The Senate voted 59-41 for a resolution to halt Trump's emergency order. And besides, the issue here isn't whether there are big problems at the border. Throughout his presidency, he has enjoyed nearly universal support from his party save for a few GOP lawmakers who bucked him in big moments like the repeal of the Affordable Care Act and some foreign policy issues.
Trump urged GOP lawmakers against joining Democrats in backing the measure, tweeting Thursday that "a vote for today's resolution by Republican senators is a vote for Nancy Pelosi, crime and the open border Democrats!"
"It was called turn out the lights, the party's over", said Sen. "Well, that's appropriate right now".
"Congress's vote, even if vetoed, would solidify any court's understanding that the so-called emergency is really part of an end-run around a legislative branch that is unconvinced an emergency exists, that refused to fund the wall, and that is constitutionally in charge of federal spending", he said.
Some Republicans, meanwhile, feared the president's emergency declaration could set a precedent that a future Democratic president might use to evade the will of Congress.
"Democrats and Republicans both know the sad truth: the president did not declare an emergency because there is one", Senate Democratic Leader Chuck Schumer said on the Senate floor. John Cornyn, R-Texas, who advises GOP leaders. It would have been a good talking point for POTUS: "I'm not against limiting executive emergency powers in principle".
Trump also faces court fights including a lawsuit filed in February by more than a dozen states - including California, Nevada, Maryland and IL - that contend the emergency declaration to unlock more money for the wall violates the Constitution.
The resolution to revoke the declaration passed the House by a margin of 245-182.
Besides Lee, four have said they would vote no: Sens.

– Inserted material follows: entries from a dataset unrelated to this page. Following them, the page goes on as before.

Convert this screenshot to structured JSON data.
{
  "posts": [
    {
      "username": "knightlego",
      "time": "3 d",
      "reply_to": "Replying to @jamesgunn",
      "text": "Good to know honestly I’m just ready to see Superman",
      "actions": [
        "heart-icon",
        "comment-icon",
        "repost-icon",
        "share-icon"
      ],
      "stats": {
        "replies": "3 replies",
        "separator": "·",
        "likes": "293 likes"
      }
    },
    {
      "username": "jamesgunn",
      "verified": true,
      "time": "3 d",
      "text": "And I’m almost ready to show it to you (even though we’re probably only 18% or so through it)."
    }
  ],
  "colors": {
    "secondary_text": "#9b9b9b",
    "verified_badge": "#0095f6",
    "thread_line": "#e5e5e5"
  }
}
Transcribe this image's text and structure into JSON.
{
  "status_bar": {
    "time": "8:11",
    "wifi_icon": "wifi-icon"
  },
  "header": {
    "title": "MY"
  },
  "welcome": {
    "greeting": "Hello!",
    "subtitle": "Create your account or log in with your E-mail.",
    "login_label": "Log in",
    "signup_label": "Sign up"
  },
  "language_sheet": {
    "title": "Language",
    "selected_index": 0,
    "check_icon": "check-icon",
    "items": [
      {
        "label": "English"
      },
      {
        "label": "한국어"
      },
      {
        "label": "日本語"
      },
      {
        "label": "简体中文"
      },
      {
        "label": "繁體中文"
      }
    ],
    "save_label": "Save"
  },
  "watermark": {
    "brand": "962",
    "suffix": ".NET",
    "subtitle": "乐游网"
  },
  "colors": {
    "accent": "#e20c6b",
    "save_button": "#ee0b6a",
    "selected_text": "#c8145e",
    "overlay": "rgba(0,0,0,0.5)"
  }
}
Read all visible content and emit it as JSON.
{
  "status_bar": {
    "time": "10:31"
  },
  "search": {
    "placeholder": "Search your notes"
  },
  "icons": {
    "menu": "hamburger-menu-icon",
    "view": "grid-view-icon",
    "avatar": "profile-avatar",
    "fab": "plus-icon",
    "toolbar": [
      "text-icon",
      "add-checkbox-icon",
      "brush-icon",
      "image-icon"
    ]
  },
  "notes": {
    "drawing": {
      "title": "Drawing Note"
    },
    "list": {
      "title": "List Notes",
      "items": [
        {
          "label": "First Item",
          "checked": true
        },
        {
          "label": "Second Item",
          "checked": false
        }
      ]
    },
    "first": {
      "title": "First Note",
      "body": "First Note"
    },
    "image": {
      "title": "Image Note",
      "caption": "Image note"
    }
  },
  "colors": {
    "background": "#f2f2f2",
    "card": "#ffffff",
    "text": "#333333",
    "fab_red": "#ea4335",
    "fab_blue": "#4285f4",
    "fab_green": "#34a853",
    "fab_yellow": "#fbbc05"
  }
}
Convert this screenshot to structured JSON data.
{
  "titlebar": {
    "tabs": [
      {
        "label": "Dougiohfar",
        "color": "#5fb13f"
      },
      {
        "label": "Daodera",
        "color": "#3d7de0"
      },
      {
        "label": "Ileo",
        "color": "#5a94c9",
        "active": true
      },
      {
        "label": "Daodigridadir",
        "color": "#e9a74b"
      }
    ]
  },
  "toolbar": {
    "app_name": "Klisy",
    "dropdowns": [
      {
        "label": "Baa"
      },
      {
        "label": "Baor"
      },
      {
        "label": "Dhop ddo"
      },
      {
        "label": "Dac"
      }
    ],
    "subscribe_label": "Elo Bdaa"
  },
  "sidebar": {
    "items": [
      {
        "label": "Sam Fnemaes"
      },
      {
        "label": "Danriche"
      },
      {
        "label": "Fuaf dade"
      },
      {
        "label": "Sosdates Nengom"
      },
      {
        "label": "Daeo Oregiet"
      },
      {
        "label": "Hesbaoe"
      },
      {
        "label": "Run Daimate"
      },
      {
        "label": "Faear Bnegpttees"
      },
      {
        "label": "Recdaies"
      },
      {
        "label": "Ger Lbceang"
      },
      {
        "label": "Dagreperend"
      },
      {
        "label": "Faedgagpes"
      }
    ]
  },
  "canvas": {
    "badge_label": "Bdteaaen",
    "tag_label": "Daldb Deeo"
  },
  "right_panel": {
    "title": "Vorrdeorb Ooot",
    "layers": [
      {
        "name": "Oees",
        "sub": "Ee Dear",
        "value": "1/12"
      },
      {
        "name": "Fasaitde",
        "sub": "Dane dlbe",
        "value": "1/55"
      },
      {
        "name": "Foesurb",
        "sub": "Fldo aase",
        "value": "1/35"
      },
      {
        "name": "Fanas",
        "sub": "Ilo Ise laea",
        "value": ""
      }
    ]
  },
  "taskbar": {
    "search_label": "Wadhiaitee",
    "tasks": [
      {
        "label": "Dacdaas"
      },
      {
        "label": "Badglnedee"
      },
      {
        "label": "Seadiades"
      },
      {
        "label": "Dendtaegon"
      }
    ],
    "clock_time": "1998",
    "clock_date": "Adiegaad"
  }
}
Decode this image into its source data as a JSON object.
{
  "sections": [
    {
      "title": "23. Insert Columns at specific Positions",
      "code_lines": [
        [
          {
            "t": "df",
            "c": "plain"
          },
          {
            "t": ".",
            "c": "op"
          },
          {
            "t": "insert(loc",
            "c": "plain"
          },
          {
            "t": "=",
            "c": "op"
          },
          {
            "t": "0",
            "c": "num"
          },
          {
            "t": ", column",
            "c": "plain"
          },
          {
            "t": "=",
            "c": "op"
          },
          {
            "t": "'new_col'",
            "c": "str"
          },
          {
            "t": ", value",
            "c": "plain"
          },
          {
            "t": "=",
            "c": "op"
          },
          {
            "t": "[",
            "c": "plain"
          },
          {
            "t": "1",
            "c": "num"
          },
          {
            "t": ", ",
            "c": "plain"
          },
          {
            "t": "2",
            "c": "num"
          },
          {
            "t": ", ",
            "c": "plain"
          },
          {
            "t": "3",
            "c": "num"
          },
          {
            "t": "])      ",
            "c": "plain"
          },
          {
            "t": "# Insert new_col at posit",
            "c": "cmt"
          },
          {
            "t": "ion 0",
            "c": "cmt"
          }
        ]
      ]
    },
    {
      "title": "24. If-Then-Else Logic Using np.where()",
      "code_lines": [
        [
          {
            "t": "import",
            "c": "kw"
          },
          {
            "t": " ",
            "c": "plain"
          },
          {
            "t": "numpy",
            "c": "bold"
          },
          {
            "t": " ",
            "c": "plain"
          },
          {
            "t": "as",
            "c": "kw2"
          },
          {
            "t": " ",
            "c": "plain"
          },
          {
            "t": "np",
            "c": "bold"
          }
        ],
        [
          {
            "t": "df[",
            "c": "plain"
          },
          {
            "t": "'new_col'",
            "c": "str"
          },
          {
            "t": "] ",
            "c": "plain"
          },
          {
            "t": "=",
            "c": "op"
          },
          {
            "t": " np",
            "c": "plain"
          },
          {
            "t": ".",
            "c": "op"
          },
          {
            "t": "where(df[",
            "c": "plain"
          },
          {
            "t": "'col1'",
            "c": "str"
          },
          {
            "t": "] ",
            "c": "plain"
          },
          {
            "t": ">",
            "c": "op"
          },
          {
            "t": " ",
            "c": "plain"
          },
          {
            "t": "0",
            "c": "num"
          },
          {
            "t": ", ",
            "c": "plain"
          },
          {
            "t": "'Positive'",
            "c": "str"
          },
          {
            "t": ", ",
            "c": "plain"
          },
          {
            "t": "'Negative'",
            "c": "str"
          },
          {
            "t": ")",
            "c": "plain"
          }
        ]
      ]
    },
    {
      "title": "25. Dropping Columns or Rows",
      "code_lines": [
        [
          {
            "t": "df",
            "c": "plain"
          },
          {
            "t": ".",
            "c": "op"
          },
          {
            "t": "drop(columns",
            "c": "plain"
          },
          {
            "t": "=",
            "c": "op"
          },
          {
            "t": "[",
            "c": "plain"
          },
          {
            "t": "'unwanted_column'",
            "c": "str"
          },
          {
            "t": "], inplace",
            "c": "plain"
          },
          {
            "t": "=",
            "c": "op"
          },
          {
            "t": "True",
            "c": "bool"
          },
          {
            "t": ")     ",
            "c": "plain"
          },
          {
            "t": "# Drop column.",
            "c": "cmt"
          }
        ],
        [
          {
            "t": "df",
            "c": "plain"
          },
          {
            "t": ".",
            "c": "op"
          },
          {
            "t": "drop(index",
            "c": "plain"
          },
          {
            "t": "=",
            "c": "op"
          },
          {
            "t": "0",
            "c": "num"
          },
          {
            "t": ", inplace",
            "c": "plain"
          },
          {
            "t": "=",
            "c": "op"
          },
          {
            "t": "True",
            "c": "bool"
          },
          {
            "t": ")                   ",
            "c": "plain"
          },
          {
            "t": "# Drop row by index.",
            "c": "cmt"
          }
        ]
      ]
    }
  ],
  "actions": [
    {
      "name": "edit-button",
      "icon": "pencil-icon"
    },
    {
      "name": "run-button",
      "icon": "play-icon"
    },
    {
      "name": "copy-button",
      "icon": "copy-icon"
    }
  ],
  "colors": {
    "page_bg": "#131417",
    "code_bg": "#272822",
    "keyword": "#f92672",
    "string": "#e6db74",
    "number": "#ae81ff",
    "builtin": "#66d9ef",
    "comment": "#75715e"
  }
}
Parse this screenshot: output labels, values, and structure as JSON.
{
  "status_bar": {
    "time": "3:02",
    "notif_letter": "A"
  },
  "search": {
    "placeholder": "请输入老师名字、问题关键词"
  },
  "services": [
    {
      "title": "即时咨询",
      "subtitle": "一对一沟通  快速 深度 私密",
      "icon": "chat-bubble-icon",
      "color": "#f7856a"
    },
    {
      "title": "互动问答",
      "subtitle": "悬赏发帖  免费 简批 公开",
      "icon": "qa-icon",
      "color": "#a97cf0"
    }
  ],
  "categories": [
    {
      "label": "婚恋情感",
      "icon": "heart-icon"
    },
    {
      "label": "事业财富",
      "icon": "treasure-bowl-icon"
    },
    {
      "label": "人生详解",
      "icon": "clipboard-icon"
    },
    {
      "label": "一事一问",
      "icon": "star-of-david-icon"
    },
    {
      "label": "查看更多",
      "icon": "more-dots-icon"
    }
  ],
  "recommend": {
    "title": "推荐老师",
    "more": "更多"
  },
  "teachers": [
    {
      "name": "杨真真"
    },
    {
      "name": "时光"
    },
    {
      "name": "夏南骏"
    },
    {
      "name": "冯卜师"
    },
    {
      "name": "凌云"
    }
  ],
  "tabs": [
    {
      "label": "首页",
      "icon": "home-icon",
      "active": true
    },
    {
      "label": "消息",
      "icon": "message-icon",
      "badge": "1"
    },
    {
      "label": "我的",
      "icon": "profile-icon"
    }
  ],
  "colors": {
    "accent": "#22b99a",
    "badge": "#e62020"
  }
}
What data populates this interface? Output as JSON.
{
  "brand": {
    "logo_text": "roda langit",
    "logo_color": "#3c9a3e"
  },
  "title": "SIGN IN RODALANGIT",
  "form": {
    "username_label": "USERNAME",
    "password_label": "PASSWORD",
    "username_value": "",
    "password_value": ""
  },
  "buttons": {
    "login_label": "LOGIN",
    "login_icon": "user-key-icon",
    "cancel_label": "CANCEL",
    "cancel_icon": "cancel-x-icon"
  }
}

Thom Tillis, R-N.C., one of the first Republicans to say he'd oppose Trump's border emergency, voted Thursday to support it. Susan Collins of ME, a GOP defector who faces re-election next year in a state that reveres independent streaks in its politicians.
Republicans who voted to end Trump's national emergency at the USA southern border said they were anxious that future presidents could use the tactic to bypass Congress in order to secure funding for their projects.
An administration official said the White House is skeptical there will be enough votes to head off a Senate defeat and is reluctant to back limits on future declarations unless a victory on the resolution is assured.
In other words, the Senate will not be voting on a resolution that is opposed by 80 percent of the American public. That includes on this measure, a pure show vote that he will veto. Ahead of the voting, Trump framed the issue as with-him-or-against-him on border security, a powerful argument with many. Framing Thursday's vote that way seemed to be a message all but aimed directly at undecided GOP senators facing re-election races next year, of whom there are several.
Senator Romney was the Republican Party's 2012 presidential nominee. It's already clear that Trump's rejection of the measure would be sustained in the Democratic-led House, which lacked a two-thirds majority in approving the resolution last month. "We've never had a president like this".
This is a breaking news story and will be updated. The number of people applying for asylum in Mexico has soared by more than 150 percent since Trump was elected president.
The senator went on to say, "a future President could seize industries. a future President may well say that climate change is a national emergency and use emergency authorities to implement the Green New Deal", referencing a sweeping progressive policy proposal to tackle global warming.
Congress needs a two-thirds majority of both chambers to override a presidential veto, which is viewed as unlikely in this case. "He declared an emergency because he lost in Congress and wants to get around it". He has sought to tap $3.6 billion from military construction projects for the wall he promised to build.